Operations and major projects
Keen to satisfy its clients by offering new services, the Dunkirk LNG terminal is commissioning an automated tank-truck LNG filling station. The tank trucks will then be able, among other things, to supply vessels. This innovative project, which required two years of studies and construction work, is a first in Europe.
It resembles a conventional filling station but it offers an unprecedented service. Dunkerque LNG’s LNG filling station enables trucks to fill up with 40 m3 of liquid gas - almost 18 tonnes - in 50 minutes. "It is almost as simple as filling up your own car," notes Souhail Lahlou, the engineer entrusted with this project. "LNG is loaded thanks to a difference in pressure between the tank and the station. Drivers can fill their tank trucks on their own, as long as they have completed a training course. The man-machine interface is intuitive and effective."
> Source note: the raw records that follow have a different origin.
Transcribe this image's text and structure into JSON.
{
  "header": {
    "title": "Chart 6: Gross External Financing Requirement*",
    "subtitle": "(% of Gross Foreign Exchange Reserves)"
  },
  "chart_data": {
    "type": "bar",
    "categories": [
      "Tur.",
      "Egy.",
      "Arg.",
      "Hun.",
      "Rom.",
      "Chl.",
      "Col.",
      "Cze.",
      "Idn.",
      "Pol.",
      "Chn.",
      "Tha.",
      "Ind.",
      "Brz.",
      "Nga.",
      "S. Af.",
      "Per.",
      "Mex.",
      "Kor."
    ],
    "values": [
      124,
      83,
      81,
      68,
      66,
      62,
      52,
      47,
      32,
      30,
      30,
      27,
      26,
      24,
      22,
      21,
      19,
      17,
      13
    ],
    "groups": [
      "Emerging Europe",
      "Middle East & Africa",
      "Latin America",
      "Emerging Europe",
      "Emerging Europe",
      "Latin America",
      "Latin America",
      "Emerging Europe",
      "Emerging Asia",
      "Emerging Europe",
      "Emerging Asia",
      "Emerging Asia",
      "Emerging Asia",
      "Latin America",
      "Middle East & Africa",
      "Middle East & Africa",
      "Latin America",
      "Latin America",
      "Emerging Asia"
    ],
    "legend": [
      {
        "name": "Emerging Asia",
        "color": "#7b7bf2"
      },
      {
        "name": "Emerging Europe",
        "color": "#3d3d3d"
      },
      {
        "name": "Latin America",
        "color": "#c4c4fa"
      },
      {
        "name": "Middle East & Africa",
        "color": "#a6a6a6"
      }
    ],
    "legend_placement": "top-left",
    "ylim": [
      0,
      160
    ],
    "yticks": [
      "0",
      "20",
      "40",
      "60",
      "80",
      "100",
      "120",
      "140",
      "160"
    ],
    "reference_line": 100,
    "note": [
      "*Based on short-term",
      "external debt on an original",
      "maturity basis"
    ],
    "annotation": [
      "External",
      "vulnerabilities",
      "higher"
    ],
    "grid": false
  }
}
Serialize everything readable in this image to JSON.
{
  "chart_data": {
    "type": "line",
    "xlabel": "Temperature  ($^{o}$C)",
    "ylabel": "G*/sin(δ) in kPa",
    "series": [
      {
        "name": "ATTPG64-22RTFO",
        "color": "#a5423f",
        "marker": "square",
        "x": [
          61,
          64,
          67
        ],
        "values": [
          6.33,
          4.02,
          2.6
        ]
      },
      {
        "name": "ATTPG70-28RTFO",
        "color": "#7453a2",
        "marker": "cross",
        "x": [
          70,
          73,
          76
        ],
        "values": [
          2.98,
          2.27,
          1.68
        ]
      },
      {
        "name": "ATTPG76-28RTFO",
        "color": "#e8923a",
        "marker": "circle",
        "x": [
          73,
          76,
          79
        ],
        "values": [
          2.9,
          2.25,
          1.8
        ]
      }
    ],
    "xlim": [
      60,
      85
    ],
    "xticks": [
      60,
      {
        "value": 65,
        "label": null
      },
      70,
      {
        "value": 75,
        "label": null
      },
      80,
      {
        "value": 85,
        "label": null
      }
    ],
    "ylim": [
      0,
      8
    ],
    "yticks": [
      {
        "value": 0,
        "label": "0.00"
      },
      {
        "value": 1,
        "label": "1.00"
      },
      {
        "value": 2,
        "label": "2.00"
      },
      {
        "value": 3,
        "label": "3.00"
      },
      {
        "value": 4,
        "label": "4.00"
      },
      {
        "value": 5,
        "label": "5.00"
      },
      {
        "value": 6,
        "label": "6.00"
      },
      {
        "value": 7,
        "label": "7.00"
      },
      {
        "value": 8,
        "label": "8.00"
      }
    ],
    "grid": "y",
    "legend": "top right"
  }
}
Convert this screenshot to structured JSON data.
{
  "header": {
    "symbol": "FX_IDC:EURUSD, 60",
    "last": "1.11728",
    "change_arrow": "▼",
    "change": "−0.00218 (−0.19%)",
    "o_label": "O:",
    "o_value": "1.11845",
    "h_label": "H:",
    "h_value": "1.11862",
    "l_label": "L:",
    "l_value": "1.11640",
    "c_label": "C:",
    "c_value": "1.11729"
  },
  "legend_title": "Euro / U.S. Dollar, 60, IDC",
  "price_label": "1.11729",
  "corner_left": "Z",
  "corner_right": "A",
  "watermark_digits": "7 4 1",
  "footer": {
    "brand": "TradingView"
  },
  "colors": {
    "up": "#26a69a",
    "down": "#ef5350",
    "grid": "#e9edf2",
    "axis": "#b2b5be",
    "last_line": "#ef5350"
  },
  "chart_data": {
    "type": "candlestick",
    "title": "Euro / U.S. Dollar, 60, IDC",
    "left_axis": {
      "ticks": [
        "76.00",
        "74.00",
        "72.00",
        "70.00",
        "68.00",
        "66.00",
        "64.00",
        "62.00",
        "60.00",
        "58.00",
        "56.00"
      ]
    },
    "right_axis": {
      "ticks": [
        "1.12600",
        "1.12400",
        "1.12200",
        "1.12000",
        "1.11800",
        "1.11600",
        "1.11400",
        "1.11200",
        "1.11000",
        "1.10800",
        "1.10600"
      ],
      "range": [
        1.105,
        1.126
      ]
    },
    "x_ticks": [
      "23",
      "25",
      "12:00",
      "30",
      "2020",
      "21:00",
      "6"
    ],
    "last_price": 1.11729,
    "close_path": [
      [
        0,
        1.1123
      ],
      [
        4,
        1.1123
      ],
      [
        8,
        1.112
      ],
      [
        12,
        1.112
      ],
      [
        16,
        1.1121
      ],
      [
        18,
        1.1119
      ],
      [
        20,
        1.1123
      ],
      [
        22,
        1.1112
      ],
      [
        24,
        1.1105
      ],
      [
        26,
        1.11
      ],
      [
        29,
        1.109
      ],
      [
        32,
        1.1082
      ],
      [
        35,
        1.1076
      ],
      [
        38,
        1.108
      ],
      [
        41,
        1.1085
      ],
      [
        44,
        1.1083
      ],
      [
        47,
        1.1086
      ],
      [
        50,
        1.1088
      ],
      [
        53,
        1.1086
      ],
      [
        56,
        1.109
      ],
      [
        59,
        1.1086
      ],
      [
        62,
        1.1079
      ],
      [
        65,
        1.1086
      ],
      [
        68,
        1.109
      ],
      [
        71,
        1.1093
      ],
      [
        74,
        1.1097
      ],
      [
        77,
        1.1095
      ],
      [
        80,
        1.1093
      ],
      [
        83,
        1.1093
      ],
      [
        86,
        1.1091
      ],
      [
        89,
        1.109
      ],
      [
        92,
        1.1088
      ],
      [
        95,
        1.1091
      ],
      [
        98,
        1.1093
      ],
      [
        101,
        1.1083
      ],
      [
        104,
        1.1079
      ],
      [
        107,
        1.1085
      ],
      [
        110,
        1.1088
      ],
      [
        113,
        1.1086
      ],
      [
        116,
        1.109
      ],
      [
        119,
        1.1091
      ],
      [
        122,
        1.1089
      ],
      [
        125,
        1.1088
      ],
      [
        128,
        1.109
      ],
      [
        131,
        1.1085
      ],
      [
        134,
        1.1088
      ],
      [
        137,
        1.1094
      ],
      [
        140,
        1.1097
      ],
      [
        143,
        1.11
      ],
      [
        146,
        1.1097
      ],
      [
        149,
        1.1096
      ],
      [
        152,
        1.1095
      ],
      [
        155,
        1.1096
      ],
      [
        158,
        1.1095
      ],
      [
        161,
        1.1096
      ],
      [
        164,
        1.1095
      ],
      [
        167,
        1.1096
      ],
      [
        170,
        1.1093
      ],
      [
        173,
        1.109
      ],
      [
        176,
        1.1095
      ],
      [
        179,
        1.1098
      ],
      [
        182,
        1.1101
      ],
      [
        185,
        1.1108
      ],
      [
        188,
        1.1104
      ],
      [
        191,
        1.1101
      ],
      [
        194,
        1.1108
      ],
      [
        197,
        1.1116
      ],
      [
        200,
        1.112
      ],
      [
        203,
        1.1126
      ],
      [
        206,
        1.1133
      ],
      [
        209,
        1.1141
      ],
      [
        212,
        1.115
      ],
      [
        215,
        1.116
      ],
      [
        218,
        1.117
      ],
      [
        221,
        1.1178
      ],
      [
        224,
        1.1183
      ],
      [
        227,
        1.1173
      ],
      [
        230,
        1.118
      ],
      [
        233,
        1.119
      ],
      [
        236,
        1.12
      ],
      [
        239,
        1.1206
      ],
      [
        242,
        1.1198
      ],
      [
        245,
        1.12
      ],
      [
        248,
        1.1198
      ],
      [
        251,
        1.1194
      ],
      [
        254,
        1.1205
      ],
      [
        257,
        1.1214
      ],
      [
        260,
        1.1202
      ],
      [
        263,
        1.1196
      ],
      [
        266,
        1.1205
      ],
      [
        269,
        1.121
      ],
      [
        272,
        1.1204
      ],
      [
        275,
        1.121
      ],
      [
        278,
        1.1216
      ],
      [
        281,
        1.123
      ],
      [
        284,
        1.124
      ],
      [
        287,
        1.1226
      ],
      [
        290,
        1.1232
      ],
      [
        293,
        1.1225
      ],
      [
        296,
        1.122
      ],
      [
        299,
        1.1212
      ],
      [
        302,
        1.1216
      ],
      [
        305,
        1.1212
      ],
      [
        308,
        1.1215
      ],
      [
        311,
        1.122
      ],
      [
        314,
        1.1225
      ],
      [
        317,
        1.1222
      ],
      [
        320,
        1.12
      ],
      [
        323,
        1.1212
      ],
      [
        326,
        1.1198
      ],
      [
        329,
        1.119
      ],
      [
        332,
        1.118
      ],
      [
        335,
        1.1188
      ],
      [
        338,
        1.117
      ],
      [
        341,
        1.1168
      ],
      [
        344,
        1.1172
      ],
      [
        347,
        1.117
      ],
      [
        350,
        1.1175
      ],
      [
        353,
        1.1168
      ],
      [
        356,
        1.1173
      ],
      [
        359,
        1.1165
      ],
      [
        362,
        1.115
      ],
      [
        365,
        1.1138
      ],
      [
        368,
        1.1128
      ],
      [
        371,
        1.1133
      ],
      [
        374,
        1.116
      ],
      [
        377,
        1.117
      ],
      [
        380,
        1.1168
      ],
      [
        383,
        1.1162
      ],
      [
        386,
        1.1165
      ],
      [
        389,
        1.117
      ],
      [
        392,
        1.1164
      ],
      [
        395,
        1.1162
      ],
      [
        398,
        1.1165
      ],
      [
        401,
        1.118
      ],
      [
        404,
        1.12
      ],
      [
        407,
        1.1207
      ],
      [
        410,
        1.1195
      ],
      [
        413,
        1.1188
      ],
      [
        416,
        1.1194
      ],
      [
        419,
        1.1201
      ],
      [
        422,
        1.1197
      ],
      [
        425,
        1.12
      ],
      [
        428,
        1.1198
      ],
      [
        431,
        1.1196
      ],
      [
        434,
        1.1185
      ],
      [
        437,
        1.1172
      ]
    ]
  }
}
This supply project forms part of the €50 million investment plan announced in February 2019 for the next three years. The commissioning of the filling station in February 2020 marks the end of two years of studies and construction work. The work site was entrusted to Edison, an Italian engineering firm that is very familiar with the terminal. As from June 2019, the teams within Dunkerque LNG and Gaz-Opale got involved in the project. "We carried out, in particular, all of the test phases, which are essential for guaranteeing user safety and ensuring that the station functions correctly," explains Souhail Lahlou. "Drafting the contract for this new service also required a great deal of work." The company Total Marine Fuels made a financial investment in this project. At the moment, it is the only client signed up to use this automated station. Nevertheless, other companies could also be interested in it. "In 2020, the station is expected to fill 1,000 trucks but it has the capacity to fill 3,000 trucks per year. There is, therefore, substantial room for progress," concludes Souhail Lahlou.
The terminal’s refilled tanks will be used, in particular, to bunker the Honfleur, the first LNG-powered vessel that is owned by Brittany Ferries and sails between Ouistreham in Normandy and Portsmouth in England. The tank trucks are hoisted by crane on to the vessel using gantries installed for this purpose. The containers fill a fixed LNG storage tank located to the aft of the vessel.
For environmental reasons in particular, LNG is bound to develop as a marine fuel. In comparison with vessels powered by heavy fuel oil, the use of LNG reduces sulphur and fine-particle emissions by 99% and CO2 emissions by 25%.